The CSD Python API – Helping the world’s structural chemists innovate

Stewart Adcock | Saturday 15:00 | Room B

The Cambridge Structural Database (CSD) is the world’s repository for small molecule organic and metal-organic crystal structures, a valuable resource for structural chemistry research and education. Exploration and application of knowledge derived from these crystal structures is enabled by a widely-used suite of software tools.

This software consists of more than 4 million lines of C++, plus substantial amounts of code in other languages, developed over 25 years. Sophisticated GUIs allow scientists to perform very specific tasks effectively, but limit innovation beyond these pre-defined tasks. Furthermore, the learning curve for this technology is significant. A consequence is that valuable data, and the scientific tools built on that data, is inaccessible to many of the scientists who would benefit most.

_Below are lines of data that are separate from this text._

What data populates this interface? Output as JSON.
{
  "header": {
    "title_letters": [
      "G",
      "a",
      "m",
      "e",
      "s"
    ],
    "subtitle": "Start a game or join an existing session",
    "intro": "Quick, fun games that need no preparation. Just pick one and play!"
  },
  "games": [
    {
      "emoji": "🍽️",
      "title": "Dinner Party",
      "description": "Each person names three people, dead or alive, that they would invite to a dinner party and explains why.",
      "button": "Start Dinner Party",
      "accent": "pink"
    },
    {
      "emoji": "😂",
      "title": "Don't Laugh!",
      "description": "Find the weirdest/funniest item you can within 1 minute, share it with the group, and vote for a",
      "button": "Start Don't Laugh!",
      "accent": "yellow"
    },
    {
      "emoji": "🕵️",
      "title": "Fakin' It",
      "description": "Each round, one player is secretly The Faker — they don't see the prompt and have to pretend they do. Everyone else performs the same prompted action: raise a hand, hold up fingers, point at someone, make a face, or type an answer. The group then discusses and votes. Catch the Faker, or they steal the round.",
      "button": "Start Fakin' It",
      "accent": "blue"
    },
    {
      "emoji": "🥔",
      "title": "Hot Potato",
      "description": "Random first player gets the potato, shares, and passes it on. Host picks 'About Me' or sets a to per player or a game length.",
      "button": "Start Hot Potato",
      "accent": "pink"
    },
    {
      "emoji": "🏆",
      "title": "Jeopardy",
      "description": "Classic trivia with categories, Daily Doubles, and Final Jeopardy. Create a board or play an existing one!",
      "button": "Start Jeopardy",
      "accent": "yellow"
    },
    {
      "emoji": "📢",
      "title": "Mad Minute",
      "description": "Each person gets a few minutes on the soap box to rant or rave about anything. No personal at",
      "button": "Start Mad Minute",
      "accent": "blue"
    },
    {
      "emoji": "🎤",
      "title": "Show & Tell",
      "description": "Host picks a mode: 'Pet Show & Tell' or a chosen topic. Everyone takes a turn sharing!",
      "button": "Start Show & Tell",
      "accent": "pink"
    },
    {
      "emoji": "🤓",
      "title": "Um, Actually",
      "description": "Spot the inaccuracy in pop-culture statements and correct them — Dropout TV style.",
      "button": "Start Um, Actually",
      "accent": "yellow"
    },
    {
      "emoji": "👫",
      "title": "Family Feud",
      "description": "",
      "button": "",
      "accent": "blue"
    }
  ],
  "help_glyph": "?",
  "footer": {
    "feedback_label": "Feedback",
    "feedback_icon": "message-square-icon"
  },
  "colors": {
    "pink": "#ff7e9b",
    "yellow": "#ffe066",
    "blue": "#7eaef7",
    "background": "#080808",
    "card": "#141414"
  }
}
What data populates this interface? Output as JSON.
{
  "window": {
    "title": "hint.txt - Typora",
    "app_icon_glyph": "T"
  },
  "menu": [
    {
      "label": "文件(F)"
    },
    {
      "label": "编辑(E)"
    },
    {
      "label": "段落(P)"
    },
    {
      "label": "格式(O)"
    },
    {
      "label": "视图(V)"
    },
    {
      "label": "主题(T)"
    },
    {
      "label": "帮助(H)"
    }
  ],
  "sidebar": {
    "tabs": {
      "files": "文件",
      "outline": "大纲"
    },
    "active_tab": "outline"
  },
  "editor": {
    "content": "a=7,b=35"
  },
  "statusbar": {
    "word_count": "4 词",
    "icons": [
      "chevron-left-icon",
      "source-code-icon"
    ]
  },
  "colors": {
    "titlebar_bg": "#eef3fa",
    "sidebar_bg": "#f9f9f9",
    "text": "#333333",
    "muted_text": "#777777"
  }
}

To provide more flexible access to the CSD and the C++ toolkit upon which the associated software tools are built, we developed the CSD Python API. It offers elegant, and simple to use, Python modules for programmatically accessing both the CSD data and scientific functionality. Python is a widely adopted programming language in the scientific community that, despite its powerful features, is reasonably easy to learn and use by non-programmers. It also facilitates integration with other widely used scientific tools.

This case study will explain how we built the CSD Python API, and some of the lessons we learnt along the way. It will describe how the CSD Python API is revolutionising state-of-the-art structural chemistry research, and has opened scientific and development opportunities that were previously unavailable. Come to this presentation to learn how a large and daunting code-base can be tamed by layering on a friendly API.